This letter from our chairman Ron Crompton appeared first in the regular Friends' newsletter, which is distributed free to members
I walked away from the fairground-bright street lights outside Richmond Gate and was slowly enveloped by the darkness. The Park was still and mysterious, the silence broken occasionally by an owl calling or a deer mewing nearby.
As I approached the top of Sawyer’s Hill a dull glow started and over the brow the landscape was illuminated by the light of the Roehampton Estate a mile or more away. The stars, which had been sharp in the darkness, were now dimmed and blurred by the light. By Sheen Cross they were invisible.
This is the night sky in much of Richmond Park. There are darker skies in the centre of the Park but there are many brighter ones, tainted by the light from houses and flats just outside the Park and by the yellow glow of the city beyond.
It is a far cry from Van Gogh’s “The Starry Night” – a sky he described in his diary: “In the blue depth, the stars were sparkling, greenish, yellow, white, pink, brilliant, gemlike” – yes, the stars do have different colours when seen in the really dark skies he knew.
Richmond Park is the darkest place in London at night but even it is polluted by light. It is many times lighter than it was 50 or 100 years ago. Over the last 50 years, the amount of light emitted in the UK has increased eight fold. New residential developments have been built all around the Park, many with large picture windows or spotlights outside.
Does this matter? Well, it does to bats, owls and other nocturnal creatures. Most bat species will not emerge from their roosts or feed in light levels above 1 Lux (natural full moon on a clear night). Once they emerge, light, especially bright white light, disrupts their vision and their patterns of movement and foraging.

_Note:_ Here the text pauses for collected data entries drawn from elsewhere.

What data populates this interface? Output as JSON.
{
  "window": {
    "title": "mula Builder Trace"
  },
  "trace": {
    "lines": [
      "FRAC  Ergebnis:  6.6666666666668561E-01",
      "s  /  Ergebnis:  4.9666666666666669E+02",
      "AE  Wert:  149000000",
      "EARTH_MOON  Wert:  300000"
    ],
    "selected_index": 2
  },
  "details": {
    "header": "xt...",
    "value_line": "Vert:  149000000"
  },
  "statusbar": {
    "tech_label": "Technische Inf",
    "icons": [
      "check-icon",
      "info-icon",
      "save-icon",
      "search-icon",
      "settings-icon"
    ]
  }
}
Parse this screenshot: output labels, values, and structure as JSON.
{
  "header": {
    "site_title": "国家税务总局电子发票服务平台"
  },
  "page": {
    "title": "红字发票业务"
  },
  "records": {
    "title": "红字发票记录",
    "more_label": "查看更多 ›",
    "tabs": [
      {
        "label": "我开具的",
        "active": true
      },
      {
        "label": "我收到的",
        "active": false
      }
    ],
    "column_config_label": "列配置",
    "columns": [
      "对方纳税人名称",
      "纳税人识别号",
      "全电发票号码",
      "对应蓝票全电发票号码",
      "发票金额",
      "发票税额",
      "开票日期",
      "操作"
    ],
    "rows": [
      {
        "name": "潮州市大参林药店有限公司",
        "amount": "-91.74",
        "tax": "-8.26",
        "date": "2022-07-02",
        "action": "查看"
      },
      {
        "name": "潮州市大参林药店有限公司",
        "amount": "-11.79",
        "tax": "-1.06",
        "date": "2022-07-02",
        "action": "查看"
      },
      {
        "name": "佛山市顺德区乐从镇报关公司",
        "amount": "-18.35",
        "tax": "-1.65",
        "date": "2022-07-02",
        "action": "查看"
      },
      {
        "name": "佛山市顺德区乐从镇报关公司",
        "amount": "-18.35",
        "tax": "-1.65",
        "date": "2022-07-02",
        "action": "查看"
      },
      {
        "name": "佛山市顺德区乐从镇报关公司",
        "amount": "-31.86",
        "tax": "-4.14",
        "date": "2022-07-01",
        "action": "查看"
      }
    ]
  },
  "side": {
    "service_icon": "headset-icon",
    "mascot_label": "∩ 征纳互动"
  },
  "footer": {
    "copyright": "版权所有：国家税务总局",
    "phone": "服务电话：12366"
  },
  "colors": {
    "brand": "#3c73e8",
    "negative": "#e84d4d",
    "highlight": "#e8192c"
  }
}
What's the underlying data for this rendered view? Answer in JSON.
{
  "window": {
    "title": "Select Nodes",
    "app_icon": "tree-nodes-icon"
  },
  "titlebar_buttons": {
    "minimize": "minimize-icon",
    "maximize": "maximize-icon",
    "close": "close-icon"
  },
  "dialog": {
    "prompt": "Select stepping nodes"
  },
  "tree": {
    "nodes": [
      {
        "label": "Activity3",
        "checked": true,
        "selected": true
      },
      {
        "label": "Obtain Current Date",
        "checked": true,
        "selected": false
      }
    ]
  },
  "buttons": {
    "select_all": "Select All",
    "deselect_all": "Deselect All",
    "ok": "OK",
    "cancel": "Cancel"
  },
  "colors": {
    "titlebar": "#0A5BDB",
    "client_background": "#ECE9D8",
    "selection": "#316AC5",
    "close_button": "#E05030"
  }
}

Artificial light at night also affects owls, preventing them from hunting successfully, especially at dusk when they become active. Little Owls, of which there is a high concentration in the Park, move elsewhere if regularly disturbed by light; with steadily increasing light pollution, their numbers will fall.
And surely it should matter to us. A hundred years ago most Britons had plenty of experience of really dark night skies – of Van Gogh’s Starry Night (painted in 1888); now virtually nobody does. Only 1% of the southeast is now counted as “truly dark”. We live in a world that is permanently light, where we have a “great yellow sky”, as one author has put it, not a dark one.
Starry night skies and natural darkness are one of the “resources” that the US National Parks Service is sworn to protect. The UK National Parks is working to set up Dark Sky Reserves. Maybe Richmond Park, especially its centre, should be designated as London’s Dark Sky Reserve?